Another aspect of improvement is how the masked tokens are selected. Vanilla BERT masks 15% of tokens in an input sequence, a design choice that has been proven not optimal. Thus, most modernized BERT models increase the mask portion to 20% or higher.

Should you mask 15% in masked language modeling? (2023). Wettig, Alexander and Gao, Tianyu and Zhong, Zexuan and Chen, Danqi.

If you were to train BERT to perform generative tasks, randomly masking and recovering tokens in input sequences might not be enough, and you should consider more generation-oriented pre-training tasks. An intuitive design is an AR-like generation task where a long and consecutive sub-sequence is fully masked and set for recovering.
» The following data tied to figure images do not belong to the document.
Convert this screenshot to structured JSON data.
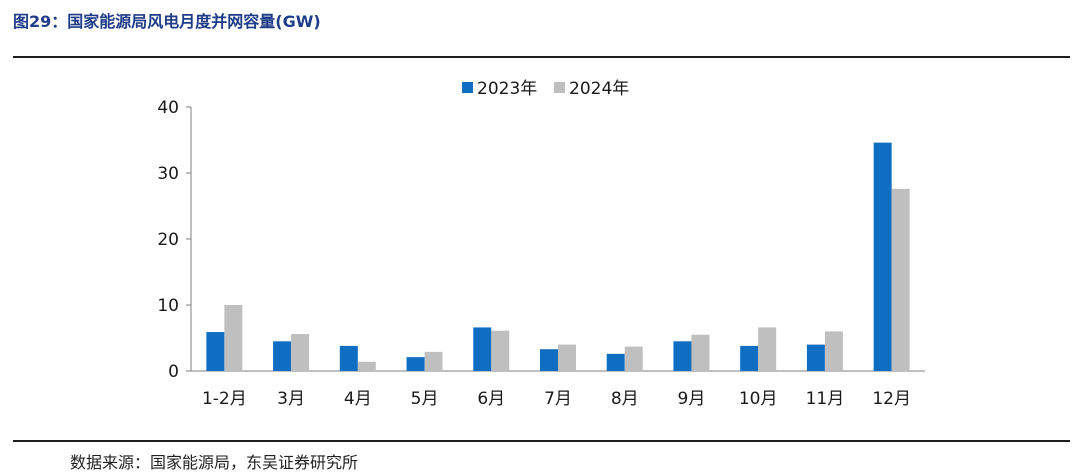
{
  "figure": {
    "title": "图29：国家能源局风电月度并网容量(GW)",
    "source": "数据来源：国家能源局，东吴证券研究所"
  },
  "chart_data": {
    "type": "bar",
    "title": "",
    "xlabel": "",
    "ylabel": "",
    "categories": [
      "1-2月",
      "3月",
      "4月",
      "5月",
      "6月",
      "7月",
      "8月",
      "9月",
      "10月",
      "11月",
      "12月"
    ],
    "series": [
      {
        "name": "2023年",
        "color": "#0f6dc2",
        "values": [
          5.9,
          4.5,
          3.8,
          2.1,
          6.6,
          3.3,
          2.6,
          4.5,
          3.8,
          4.0,
          34.6
        ]
      },
      {
        "name": "2024年",
        "color": "#bfbfbf",
        "values": [
          10.0,
          5.6,
          1.4,
          2.9,
          6.1,
          4.0,
          3.7,
          5.5,
          6.6,
          6.0,
          27.6
        ]
      }
    ],
    "ylim": [
      0,
      40
    ],
    "yticks": [
      0,
      10,
      20,
      30,
      40
    ],
    "grid": false,
    "legend": "top-center"
  }
}
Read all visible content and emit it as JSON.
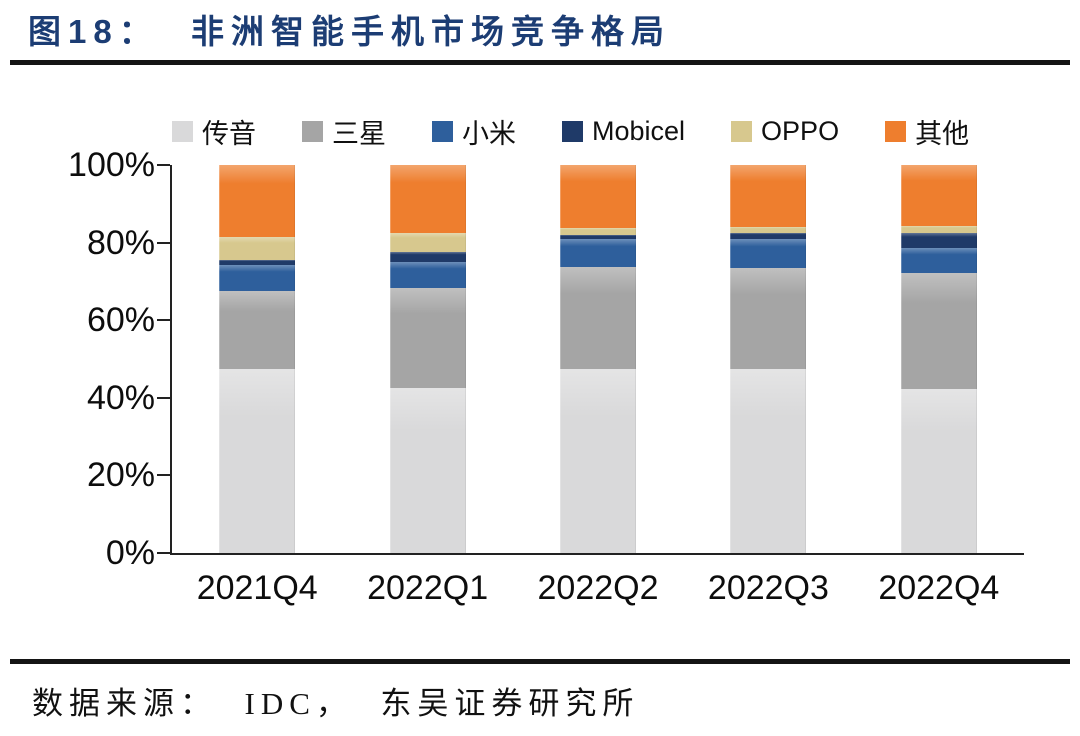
{
  "figure": {
    "label_and_title": "图18：  非洲智能手机市场竞争格局",
    "source": "数据来源：  IDC，  东吴证券研究所"
  },
  "colors": {
    "title": "#1c3d74",
    "divider": "#141414",
    "axis": "#222222"
  },
  "chart_data": {
    "type": "bar",
    "stacked": true,
    "title": "非洲智能手机市场竞争格局",
    "xlabel": "",
    "ylabel": "",
    "ylim": [
      0,
      100
    ],
    "yticks": [
      "0%",
      "20%",
      "40%",
      "60%",
      "80%",
      "100%"
    ],
    "grid": false,
    "legend_position": "top",
    "categories": [
      "2021Q4",
      "2022Q1",
      "2022Q2",
      "2022Q3",
      "2022Q4"
    ],
    "series": [
      {
        "key": "chuanyin",
        "name": "传音",
        "color": "#d9d9da",
        "values": [
          47.5,
          42.5,
          47.4,
          47.5,
          42.3
        ]
      },
      {
        "key": "samsung",
        "name": "三星",
        "color": "#a5a5a5",
        "values": [
          20.0,
          25.8,
          26.3,
          26.0,
          29.9
        ]
      },
      {
        "key": "xiaomi",
        "name": "小米",
        "color": "#2e5f9c",
        "values": [
          6.7,
          6.7,
          7.2,
          7.5,
          6.4
        ]
      },
      {
        "key": "mobicel",
        "name": "Mobicel",
        "color": "#1f3a68",
        "values": [
          1.3,
          2.6,
          1.0,
          1.5,
          3.9
        ]
      },
      {
        "key": "oppo",
        "name": "OPPO",
        "color": "#d7c88e",
        "values": [
          6.0,
          4.9,
          1.8,
          1.5,
          1.8
        ]
      },
      {
        "key": "others",
        "name": "其他",
        "color": "#ee7e2e",
        "values": [
          18.5,
          17.5,
          16.3,
          16.0,
          15.7
        ]
      }
    ]
  }
}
Unveiling the Potential of BERT-family: A New Recipe for Building Scalable, General and Competitive Large Language Models (2025). Xiao, Yisheng and Li, Juntao and Hu, Wenpeng and Luo, Zhunchen and Zhang, Min.

Efficiency Improvement

Seeing the insane computational load required by LLMs, there are lots of techniques introduced that can improve the computational efficiency or training stability of Transformers over the years, and most of them can be applied to BERT. I won’t go deep into their technical details here, so I will just list them and give a brief introduction as follows.

  • Flash Attention: A memory and compute efficient attention implementation that provides optimized kernels for transformer models
  • Sequence Packing: A technique that packs multiple sequences into a single training example to avoid high minibatch-size variance and ensure batch size uniformity
  • Optimizers: AdamW is a widely adopted optimizer that decouples weight decay from the gradient update; StableAdamW is a variant that further improves upon AdamW by adding Adafactor-style update clipping as a per-parameter learning rate adjustment
  • Learning Rate Schedule: A modified trapezoidal (Warmup-Stable-Decay) schedule with a short warmup period, constant learning rate for the majority of training, and a decay phase at the end
  • Batch Size Schedule: Gradually increases batch size during training from smaller to larger values; this can accelerate training progress by updating weights more frequently in early stages with smaller batches.